Currently, neodymium iron boron (NdFeB) magnets are considered the optimum for use in EV motors. They offer the best combination of magnetic force, heat/temperature withstand parameters and size. However, the demand for EVs is putting a strain on the supply of NdFeB magnets. As a result, the price of neodymium has doubled in the past two years, making it more expensive to produce an EV.

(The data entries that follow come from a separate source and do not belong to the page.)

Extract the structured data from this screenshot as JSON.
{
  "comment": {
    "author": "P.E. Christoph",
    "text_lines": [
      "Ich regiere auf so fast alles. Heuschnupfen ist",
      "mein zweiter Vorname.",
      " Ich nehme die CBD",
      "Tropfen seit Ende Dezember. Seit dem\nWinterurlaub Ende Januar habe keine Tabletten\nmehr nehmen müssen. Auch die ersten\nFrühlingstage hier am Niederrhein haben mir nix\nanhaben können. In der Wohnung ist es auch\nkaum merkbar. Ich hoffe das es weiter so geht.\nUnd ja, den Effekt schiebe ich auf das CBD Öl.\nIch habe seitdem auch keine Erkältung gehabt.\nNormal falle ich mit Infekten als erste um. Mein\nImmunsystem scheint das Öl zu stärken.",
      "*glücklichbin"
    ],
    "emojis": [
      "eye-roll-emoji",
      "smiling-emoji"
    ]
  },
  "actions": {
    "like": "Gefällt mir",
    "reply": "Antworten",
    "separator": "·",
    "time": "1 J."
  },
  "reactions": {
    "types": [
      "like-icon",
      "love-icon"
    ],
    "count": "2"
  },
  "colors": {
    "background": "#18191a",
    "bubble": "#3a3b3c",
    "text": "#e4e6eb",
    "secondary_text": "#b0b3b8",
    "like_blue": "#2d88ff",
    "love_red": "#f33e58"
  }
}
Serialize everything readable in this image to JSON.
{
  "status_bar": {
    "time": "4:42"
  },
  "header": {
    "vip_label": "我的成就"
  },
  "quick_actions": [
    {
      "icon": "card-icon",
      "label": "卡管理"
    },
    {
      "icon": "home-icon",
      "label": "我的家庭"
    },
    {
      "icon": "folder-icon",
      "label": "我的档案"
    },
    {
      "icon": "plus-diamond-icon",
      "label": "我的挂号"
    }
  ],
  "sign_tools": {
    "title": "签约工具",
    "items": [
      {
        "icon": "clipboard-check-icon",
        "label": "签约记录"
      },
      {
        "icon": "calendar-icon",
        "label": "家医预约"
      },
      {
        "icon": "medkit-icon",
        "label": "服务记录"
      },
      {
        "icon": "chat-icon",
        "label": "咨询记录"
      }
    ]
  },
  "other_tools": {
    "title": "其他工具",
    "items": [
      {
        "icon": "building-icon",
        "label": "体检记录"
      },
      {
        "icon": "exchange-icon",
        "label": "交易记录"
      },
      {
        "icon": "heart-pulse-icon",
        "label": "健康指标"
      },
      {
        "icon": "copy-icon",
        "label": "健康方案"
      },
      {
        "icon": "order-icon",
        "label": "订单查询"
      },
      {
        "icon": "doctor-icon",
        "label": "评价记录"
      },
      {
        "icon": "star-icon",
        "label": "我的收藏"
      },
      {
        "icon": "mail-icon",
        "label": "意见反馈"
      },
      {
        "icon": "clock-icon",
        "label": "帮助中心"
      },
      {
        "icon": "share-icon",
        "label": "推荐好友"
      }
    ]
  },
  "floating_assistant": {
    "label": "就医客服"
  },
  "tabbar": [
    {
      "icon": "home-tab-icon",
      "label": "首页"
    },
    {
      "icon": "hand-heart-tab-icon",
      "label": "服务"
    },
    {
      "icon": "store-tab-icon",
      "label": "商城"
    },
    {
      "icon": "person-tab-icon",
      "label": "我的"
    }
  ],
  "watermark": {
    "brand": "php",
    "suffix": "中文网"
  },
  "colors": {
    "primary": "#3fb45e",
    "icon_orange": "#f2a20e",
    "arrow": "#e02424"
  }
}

One solution is to make EVs with permanent magnet motors instead of induction motors. However, that would increase the cost of the motors, and the loss of power generated by core losses and iron losses — as well as hysteresis — could reduce efficiency and reliability.
Another alternative is to use electro-magnets in the rotor instead of permanent magnets. However, those magnets require a power supply to operate, which impacts efficiency by 1-3pp, and they are vulnerable to degradation of the brushes that feed power to them. In addition, they generate heat from hysteresis and have poor performance at low speeds, when most driving takes place.
Lastly, using magnets with lower coercivity could significantly increase the amount of energy lost in the system. This is because the magnets will degrade much faster under these conditions. The good news is that a new material can be used to decrease the coercivity of NdFeB magnets and increase their life span under normal operating conditions.
Moreover, there are several companies developing new materials that can replace the rare earth elements used in EVs’ magnets. For instance, Toyota is working on a new neodymium-reduced magnet that’s both stronger and more heat-resistant than NdFeB. The company hopes to have it in production by 2023.